Довольно! не жди, не надейся, Рассейся, мой бедный народ.

«В деревне для Бунина нет никаких надежд, никаких перспектив: все изжито, загажено, проклято.

А эти дворяне, что режут у соседских коров соски; продают за кредитный билет чужих и собственных жен; заводят у себя гарем из проституток, угощая ими приятелей; зазывают к родным своим сестрам дюжих мужиков для разврата, или сами сожительствуют с сестрами, — «выродки-дикари», что могут внушить они нам, как не ту же «лютую ненависть к этой проклятой стране»…

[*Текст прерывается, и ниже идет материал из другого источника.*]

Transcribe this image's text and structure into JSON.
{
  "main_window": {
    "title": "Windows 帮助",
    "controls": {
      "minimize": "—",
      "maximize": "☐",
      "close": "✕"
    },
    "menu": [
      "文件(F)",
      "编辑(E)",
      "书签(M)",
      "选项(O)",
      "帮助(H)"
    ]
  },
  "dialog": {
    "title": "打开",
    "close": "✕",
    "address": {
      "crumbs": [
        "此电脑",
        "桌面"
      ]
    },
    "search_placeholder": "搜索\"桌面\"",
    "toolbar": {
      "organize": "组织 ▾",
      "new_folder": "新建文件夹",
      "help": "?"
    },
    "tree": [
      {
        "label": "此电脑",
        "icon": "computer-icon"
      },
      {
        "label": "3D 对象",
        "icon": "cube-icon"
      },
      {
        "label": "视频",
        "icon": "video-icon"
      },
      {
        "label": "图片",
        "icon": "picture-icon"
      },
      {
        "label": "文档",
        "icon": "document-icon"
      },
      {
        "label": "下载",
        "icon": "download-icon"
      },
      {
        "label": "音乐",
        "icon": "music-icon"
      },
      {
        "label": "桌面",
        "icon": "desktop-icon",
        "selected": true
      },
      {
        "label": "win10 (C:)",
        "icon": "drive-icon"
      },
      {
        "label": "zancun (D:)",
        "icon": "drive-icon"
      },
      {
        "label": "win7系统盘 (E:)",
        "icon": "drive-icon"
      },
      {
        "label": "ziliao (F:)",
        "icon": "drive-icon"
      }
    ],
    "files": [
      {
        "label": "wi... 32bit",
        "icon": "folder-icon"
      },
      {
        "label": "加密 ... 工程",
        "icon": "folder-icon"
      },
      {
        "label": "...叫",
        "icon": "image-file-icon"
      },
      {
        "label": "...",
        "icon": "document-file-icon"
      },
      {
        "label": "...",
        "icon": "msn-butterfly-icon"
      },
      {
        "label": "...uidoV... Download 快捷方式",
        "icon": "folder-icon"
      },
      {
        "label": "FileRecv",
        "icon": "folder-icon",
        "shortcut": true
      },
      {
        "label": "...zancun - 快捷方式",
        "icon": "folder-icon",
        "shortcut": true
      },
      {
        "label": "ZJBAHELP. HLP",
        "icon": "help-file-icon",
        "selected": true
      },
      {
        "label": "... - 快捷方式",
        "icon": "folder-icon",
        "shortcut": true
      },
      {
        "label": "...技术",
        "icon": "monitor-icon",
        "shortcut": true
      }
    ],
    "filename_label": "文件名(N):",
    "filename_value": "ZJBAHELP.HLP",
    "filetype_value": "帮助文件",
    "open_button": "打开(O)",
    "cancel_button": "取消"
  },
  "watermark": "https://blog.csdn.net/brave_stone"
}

Иной прочитавший подумает: да уж не гибнет ли наша Россия? Поверив четырем беллетристам, как не подумать?! Или что четыре беллетриста врут, как и пятый, Олигер? В самом деле, из чего-то надо выбирать, на чем-нибудь останавливаться. Ну, если правду они говорят, тогда России уже в сущности нет, одно пустое место, сгнившее место, которое остается только завоевать «соседнему умному народу», как о том мечтал уже Смердяков в «Бр. Карамазовых». «Я думаю, что эту проклятую Россию надо завоевать иностранцам», — говорил публицист-лакей. Но есть другая очевидность, довольно внушительная, что Россия просто — стоит, тысячи гимназистов и гимназисток по утру бежит учиться, и все лица такие ядрененькие, свежие; что откуда-то они приходят, вероятно — из семьи, где не все же «братья живут с сестрами»; что какую-то огромную «живность» съедает Россия ежедневно, и едва ли это все «коровы с отрезанными сосками», и т. д. И из этой огромной наличности следует, что беллетристы, все пятеро, просто врут.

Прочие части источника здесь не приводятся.